Baby’s In Black è cantata da John e Paul insieme e non è chiaro chi dei due sia l’autore principale, probabilmente è uno dei pochi brani scritti realmente in coppia. Come per I’m a Loser, la sensazione è che potessero far molto, ma molto, meglio. Comunque ce la teniamo così com’è, tanto non si può mica più cambiare…
Rock And Roll Music, di Chuck Berry, nelle mani dei quattro ragazzi di Liverpool si trasforma in dinamite pura, soprattutto a causa dell’esplosiva performance vocale di John che quando canta, lo sapete meglio di me, non ce n’è proprio per nessuno. Per il resto il brano non si discosta molto dall’originale.
I’ll Follow The Sun, pare fosse considerato uno scarto dalla band mentre per me è una bellissima prova di Paul, tutta in acustico. Il livello è alto, a parer mio, in quanto qui ritroviamo tutto il migliore McCartney in veste melodica..
Mr. Moonlight è una canzone di Roy Lee Johnson (autore che non conosco) interpretata qui da Lennon e per quel che posso capire io, non molto bene. Secondo me è il punto più basso dell’intero album.
Kansas City è un classicissimo di Leiber-Stoller mentre Hey-Hey-Hey-Hey! è stata scritta da Richard Penniman alias Little Richard. Eccole fuse insieme in una convicentissima prova di Paul, davvero scatenato e incontenibile. Il migliore McCartney in veste rock…
LATO B
Eight Days A Week pare sia una composizione di Paul anche se stranamente è cantata principalmente da John. Non mi piace molto, mi sembra davvero un semplice riempitivo.

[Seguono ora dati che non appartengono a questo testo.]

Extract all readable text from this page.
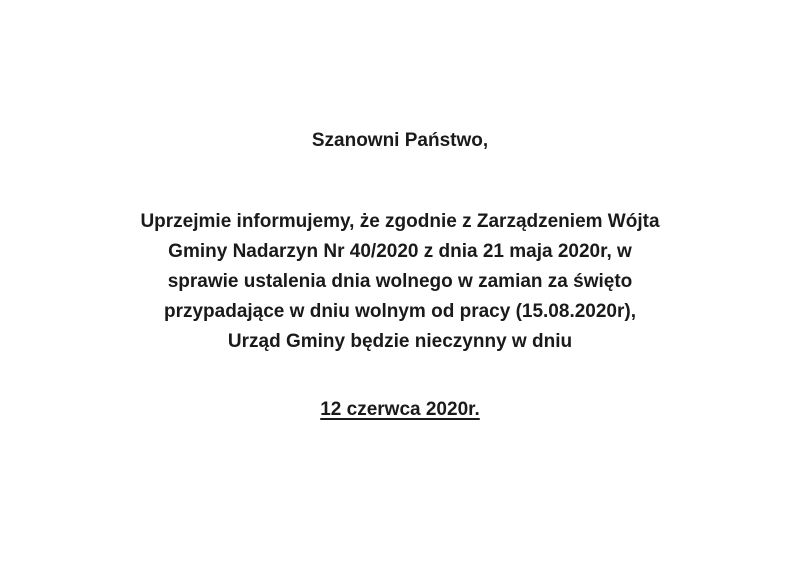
Szanowni Państwo,

Uprzejmie informujemy, że zgodnie z Zarządzeniem Wójta
Gminy Nadarzyn Nr 40/2020 z dnia 21 maja 2020r, w
sprawie ustalenia dnia wolnego w zamian za święto
przypadające w dniu wolnym od pracy (15.08.2020r),
Urząd Gminy będzie nieczynny w dniu

12 czerwca 2020r.
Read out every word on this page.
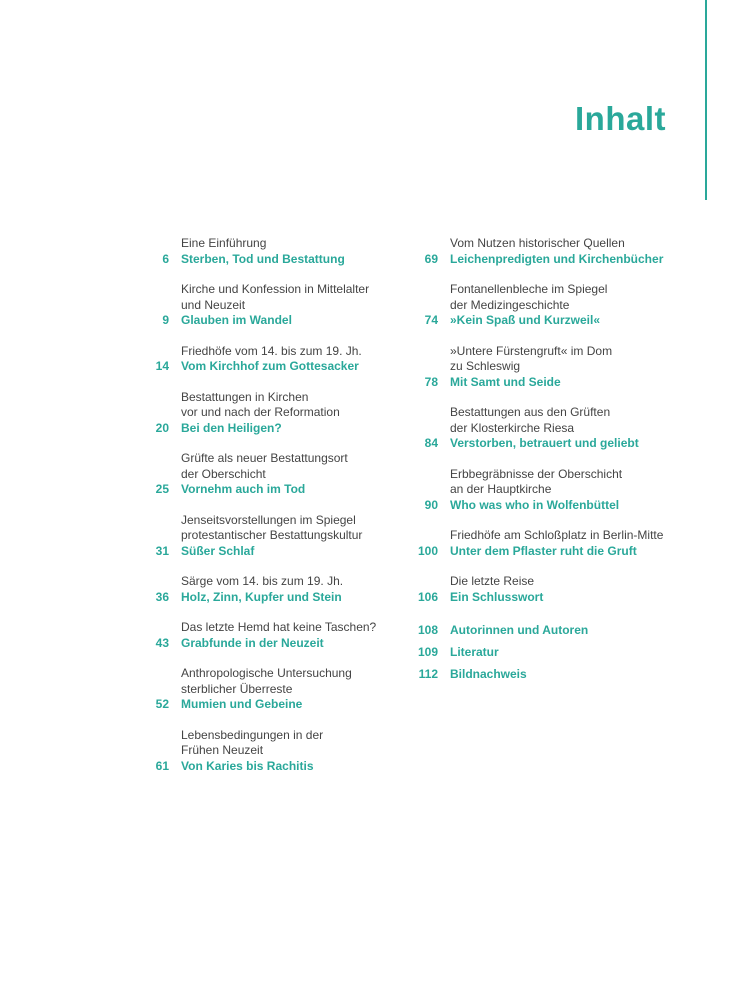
Inhalt
Eine Einführung
6 Sterben, Tod und Bestattung
Kirche und Konfession in Mittelalter
und Neuzeit
9 Glauben im Wandel
Friedhöfe vom 14. bis zum 19. Jh.
14 Vom Kirchhof zum Gottesacker
Bestattungen in Kirchen
vor und nach der Reformation
20 Bei den Heiligen?
Grüfte als neuer Bestattungsort
der Oberschicht
25 Vornehm auch im Tod
Jenseitsvorstellungen im Spiegel
protestantischer Bestattungskultur
31 Süßer Schlaf
Särge vom 14. bis zum 19. Jh.
36 Holz, Zinn, Kupfer und Stein
Das letzte Hemd hat keine Taschen?
43 Grabfunde in der Neuzeit
Anthropologische Untersuchung
sterblicher Überreste
52 Mumien und Gebeine
Lebensbedingungen in der
Frühen Neuzeit
61 Von Karies bis Rachitis
Vom Nutzen historischer Quellen
69 Leichenpredigten und Kirchenbücher
Fontanellenbleche im Spiegel
der Medizingeschichte
74 »Kein Spaß und Kurzweil«
»Untere Fürstengruft« im Dom
zu Schleswig
78 Mit Samt und Seide
Bestattungen aus den Grüften
der Klosterkirche Riesa
84 Verstorben, betrauert und geliebt
Erbbegräbnisse der Oberschicht
an der Hauptkirche
90 Who was who in Wolfenbüttel
Friedhöfe am Schloßplatz in Berlin-Mitte
100 Unter dem Pflaster ruht die Gruft
Die letzte Reise
106 Ein Schlusswort
108 Autorinnen und Autoren
109 Literatur
112 Bildnachweis
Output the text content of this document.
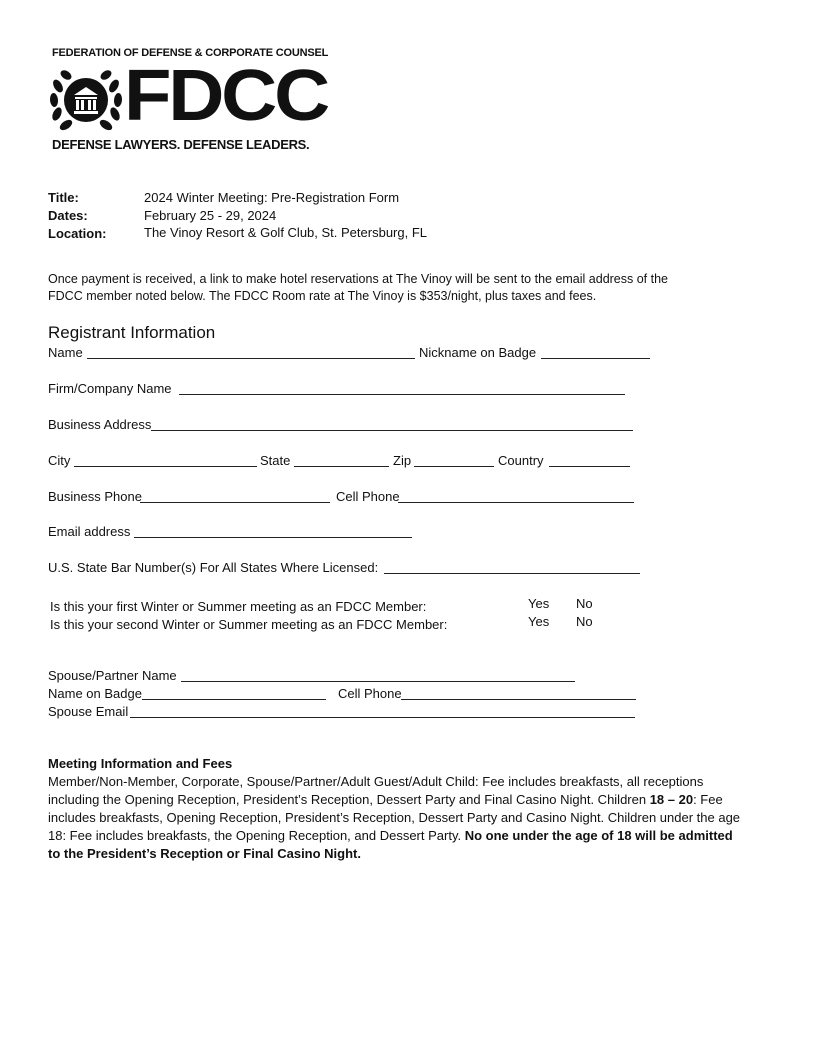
FEDERATION OF DEFENSE & CORPORATE COUNSEL
FDCC
DEFENSE LAWYERS. DEFENSE LEADERS.
Title:	2024 Winter Meeting: Pre-Registration Form
Dates:	February 25 - 29, 2024
Location:	The Vinoy Resort & Golf Club, St. Petersburg, FL
Once payment is received, a link to make hotel reservations at The Vinoy will be sent to the email address of the
FDCC member noted below. The FDCC Room rate at The Vinoy is $353/night, plus taxes and fees.
Registrant Information
Name	Nickname on Badge
Firm/Company Name
Business Address
City	State	Zip	Country
Business Phone	Cell Phone
Email address
U.S. State Bar Number(s) For All States Where Licensed:
Is this your first Winter or Summer meeting as an FDCC Member:	Yes No
Is this your second Winter or Summer meeting as an FDCC Member:	Yes No
Spouse/Partner Name
Name on Badge	Cell Phone
Spouse Email
Meeting Information and Fees
Member/Non-Member, Corporate, Spouse/Partner/Adult Guest/Adult Child: Fee includes breakfasts, all receptions including the Opening Reception, President’s Reception, Dessert Party and Final Casino Night. Children 18 – 20: Fee includes breakfasts, Opening Reception, President’s Reception, Dessert Party and Casino Night. Children under the age 18: Fee includes breakfasts, the Opening Reception, and Dessert Party. No one under the age of 18 will be admitted to the President’s Reception or Final Casino Night.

Words Of Love. Toglietevi il cappello, ragazzi, questo è Buddy Holly riproposto magistralmente dalla chitarra di George, che sovrasta tutto, e dalle voci di John e Paul che affrontano con il massimo rispetto l’opera dello straordinario musicista texano. Da ascoltare a ripetizione nell’immediato e poi nel corso degli anni.
Honey Don’t è di Carl Perkins ma qui la canta Ringo. Sarebbe stato meglio se avesse continuato a cantarla Carl Perkins.
Anche Every Little Thing, come Eight Days A Week, pare sia stata scritta da Paul, e come Eight Days A Week è cantata da John. Forse è la prova più evidente del predominio di Lennon durante la beatlemania oppure, data la pochezza del brano, quella della furbizia di Paul, capace di prendere le distanze dalle sue composizioni peggiori affibbiandole ad altri.
I Don’t Want To Spoil The Party è un riempitivo talmente palese che forse è stato scritto apposta per rivestire questo ruolo e forse, contro la volontà stessa degli autori (John? Paul?) risulta accidentalmente bello in tutto, melodia, ritmo, arrangiamento, interpretazione. L’aggettivo non mi piace molto, ma usarlo qui forse può rendere l’idea: carina è il modo migliore per definire questa canzone.
What You’re Doing si avvale di un bel riff, suonato da George, non sufficientemente valorizzato. Questa volta la canzone Paul se la canta lui, ma non è mica un granchè, proprio come le due che ha rifilato a John.
Everybody’s Trying To Be My Baby di Carl Perkins vede una delle peggiori interpretazioni di George che io abbia mai ascoltato, forse perchè lui i rock’n’roll li canta alla maniera di John senza possederne la voce.
Per la prima volta nella mia vita sono quasi costretto a dar ragione ai critici: a dispetto della grande grafica della confezione, l’album non è neanche lontanamente uno dei miei preferiti e in generale non è un lavoro indimenticabile. Probabilmente è stato registrato di malavoglia e soltanto per accontentare i discografici. Tuttavia la presenza di Words Of Love, da sola, giustifica l’acquisto dell’LP, ll resto è omaggio. Quindi a modo suo un grande disco. O no?